Stitch comparisons or, "why I prefer traditional English crochet terms"

This sounds like a dry topic, and perhaps it is.  Nevertheless, I hope this post will clear up a bit of confusion surrounding UK and US crochet terms.

The abbreviations you are about to see are spoken as follows:
slst = slip stitch
sc = single crochet
dc = double crochet
hdc = half-double crochet
htr = half-treble crochet
tr = treble crochet
dtr = double-treble crochet
trtr = treble-treble crochet

Confusingly, there are two different sets of terminology for crochet stitches and although the stitches themselves are similar, and the stitch names are similar, the mapping of name-to-stitch is different on opposite sides of the pond.  Nice.

Never fear, I am hear to save you with my handy comparison table, which also shows how to make each stitch:
Clicky on the image to enlarge it!

That's not all!  My handy table also aims to persuade you why I'll be sticking to ye traditional UK terms.  More of this in a moment.

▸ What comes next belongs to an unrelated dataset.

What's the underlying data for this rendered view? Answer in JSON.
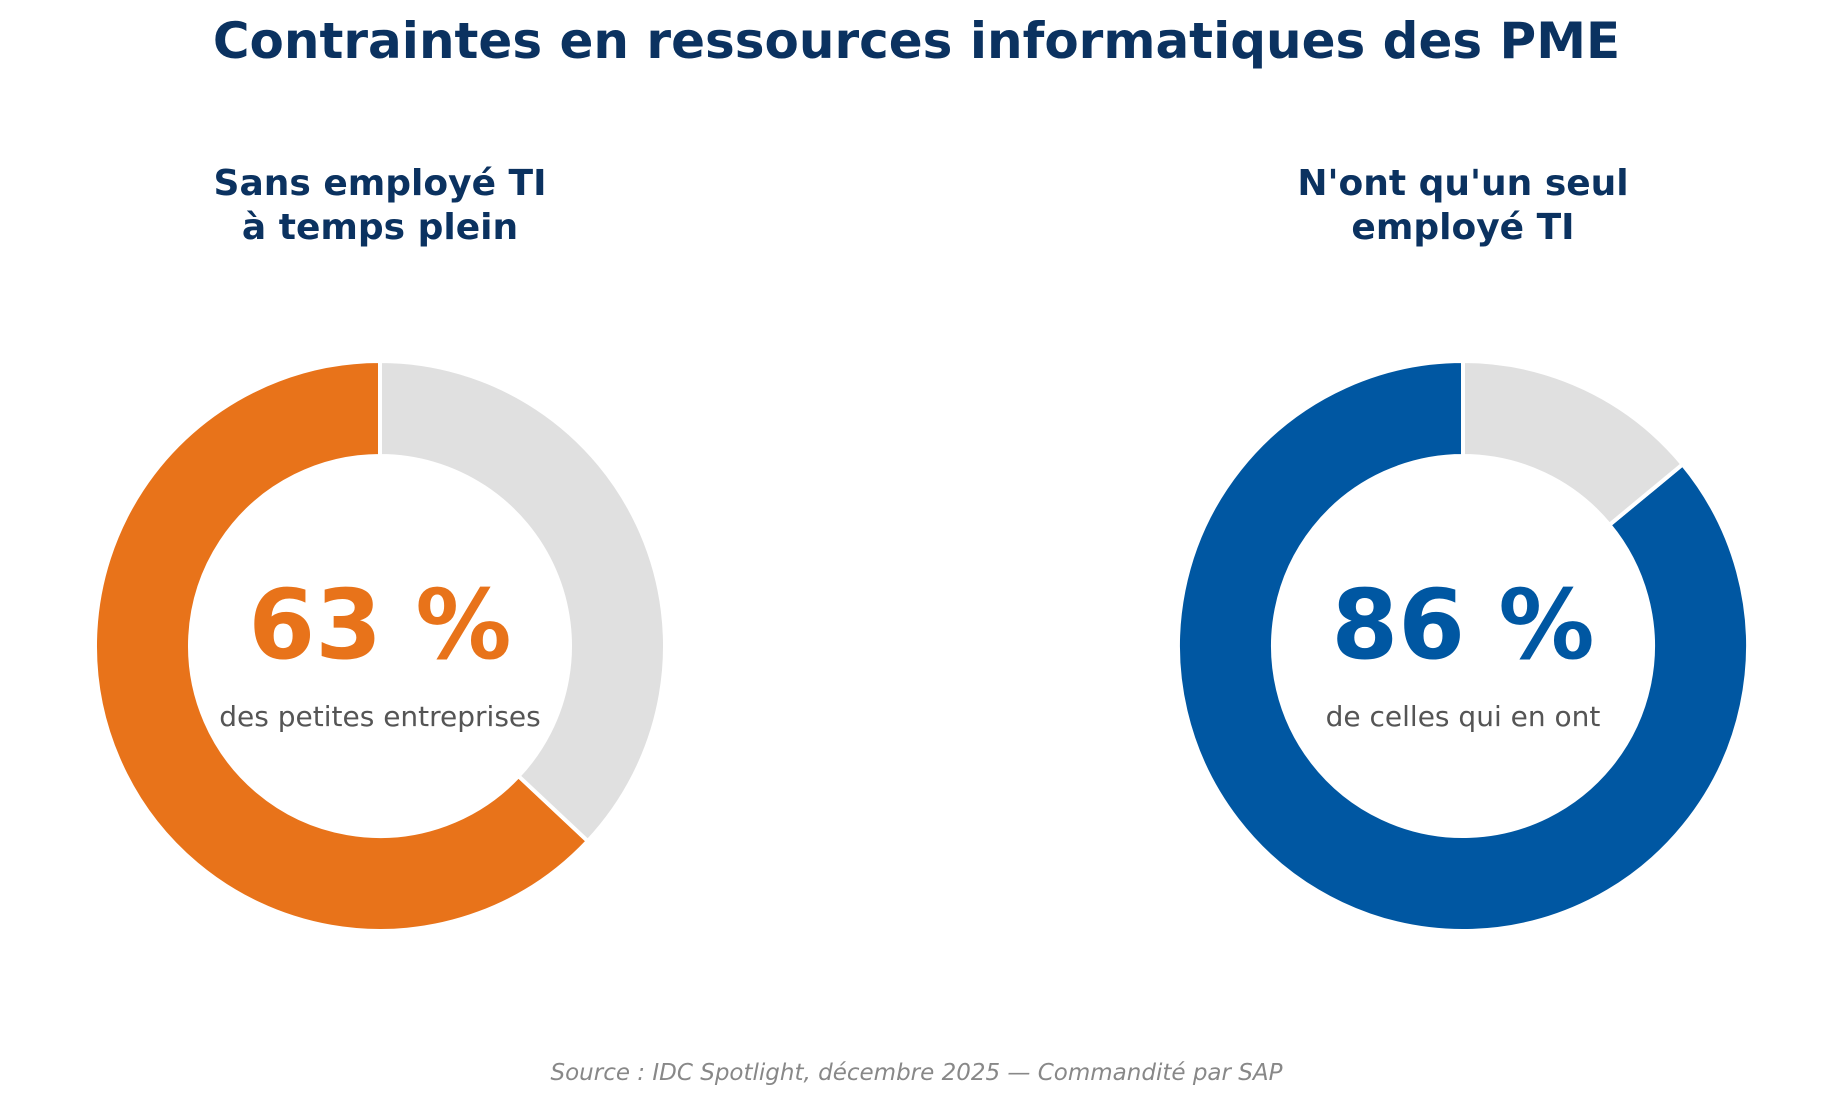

Firstly, there is such a thing as a single crochet stitch in UK terms.  The terms "sc" and "slst" are both used in the UK to mean the same thing.  The use of "sc" is more traditional, whereas "slst" is a more modern usage. If you look up some conversion resourses, you’ll find both are given, see:
yarn forward
fresh stitches
amy’s odyssey
I’ve certainly seen UK patterns written with both versions. I prefer to use conversions from the “Happy Hooker Stitch’n’Bitch” book, which states US slst -> UK sc; US sc -> UK dc.

The reason I prefer the UK terms (and the traditional ones at that) is this:

The UK “single”, “double”, “treble” prefixes indicate how many times you wrap-and-pull your yarn through the loops on your hook; this makes it easy to remember.  If you don't believe me, see the bottom section of my table!  It's not quite true for the taller stitches, but they're not often used anyway.

In addition, it feels odd to me to skip straight to “double” with no “single” crochet in the list. So I stick the the traditional English version when I write my patterns, and then convert to US afterwards, through the magic of LaTeX command definitions.

1 comment:

  1. Thanking you muchly, now lazy people like me do not have to read so much in books to work this out! Yes, I agree UK makes more sense in this way.